Australia’s surprisingly strong employment gain of 41.1k in June was largely due to a 34.5k rise in full-time employment. The unemployment rate remained at 5.2 percent with the participation rate increasing to a fresh record high of 66.1 percent.

However, in trend terms, unemployment snuck up to 5.3 percent, back to where it was a year ago. Underemployment was up 0.2ppt to 8.4 percent, so total underutilisation rose. There is still too much spare capacity in the labour market but the strong headline employment result weakens the domestic case for a September rate cut, according to the latest report from ANZ Research.

Employment increased by 41.1k workers in July, rebounding from a downward revised −2.3k in June. This pushed annual growth back up to 2.6 percent. Full-time employment (+34.5k) was the main contributor to the headline result but part-time employment also rose by 6.7k.

The unemployment rate was unchanged at 5.2 percent. However, at two decimal places, there was only a 0.01ppt decline despite the solid rise in employment. Trend unemployment hit 5.3 percent for the first time in a year. Underemployment rose 0.2ppt to 8.4 percent, so spare capacity has increased. Females boosted overall participation to a fresh peak of 66.1 percent despite a small decline in male participation.

Queensland recorded the largest gain of 19.9k workers across the states, followed by New South Wales (+13.0k), Victoria (+3.6k) and Tasmania (+1.6k). Western Australia was unable to maintain the strength from June, with employment falling by 4.2k and the unemployment rate rising 0.2ppt.
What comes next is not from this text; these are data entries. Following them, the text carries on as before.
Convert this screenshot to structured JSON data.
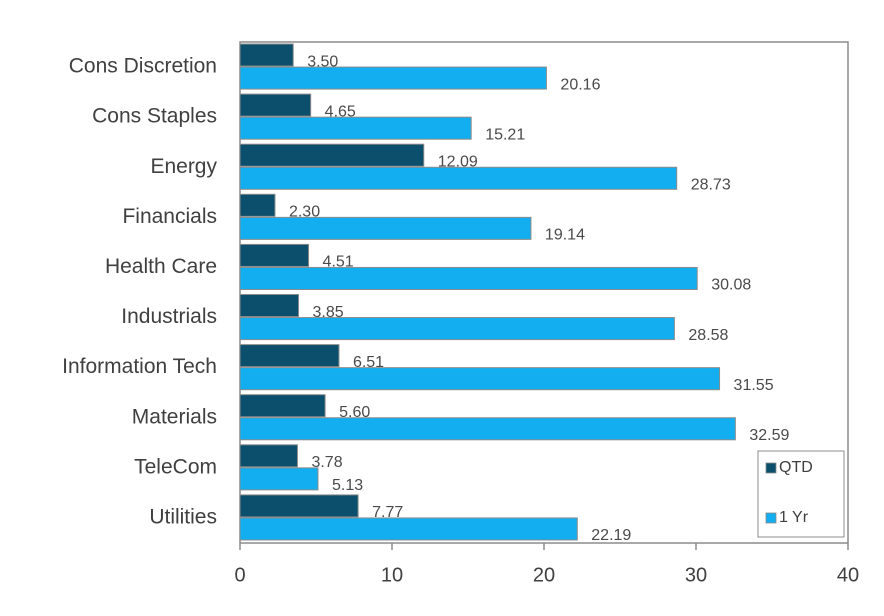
{
  "chart_data": {
    "type": "bar",
    "orientation": "horizontal",
    "categories": [
      "Cons Discretion",
      "Cons Staples",
      "Energy",
      "Financials",
      "Health Care",
      "Industrials",
      "Information Tech",
      "Materials",
      "TeleCom",
      "Utilities"
    ],
    "series": [
      {
        "name": "QTD",
        "color": "#0b4f6c",
        "values": [
          3.5,
          4.65,
          12.09,
          2.3,
          4.51,
          3.85,
          6.51,
          5.6,
          3.78,
          7.77
        ],
        "value_labels": [
          "3.50",
          "4.65",
          "12.09",
          "2.30",
          "4.51",
          "3.85",
          "6.51",
          "5.60",
          "3.78",
          "7.77"
        ]
      },
      {
        "name": "1 Yr",
        "color": "#12aef0",
        "values": [
          20.16,
          15.21,
          28.73,
          19.14,
          30.08,
          28.58,
          31.55,
          32.59,
          5.13,
          22.19
        ],
        "value_labels": [
          "20.16",
          "15.21",
          "28.73",
          "19.14",
          "30.08",
          "28.58",
          "31.55",
          "32.59",
          "5.13",
          "22.19"
        ]
      }
    ],
    "xlim": [
      0,
      40
    ],
    "xticks": [
      0,
      10,
      20,
      30,
      40
    ],
    "legend": "lower right"
  }
}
South Australia recorded its highest unemployment rate in two years (6.9 percent) due to a jump in participation and a fall in employment.

"With underemployment moving higher and the ANZ Labour Market Indicator still pointing to an unemployment rate of around 5.2–5.3 percent in H2 2019, we expect to see another rate cut this year. However, it now appears less likely for September barring a sharp global deterioration," the report added.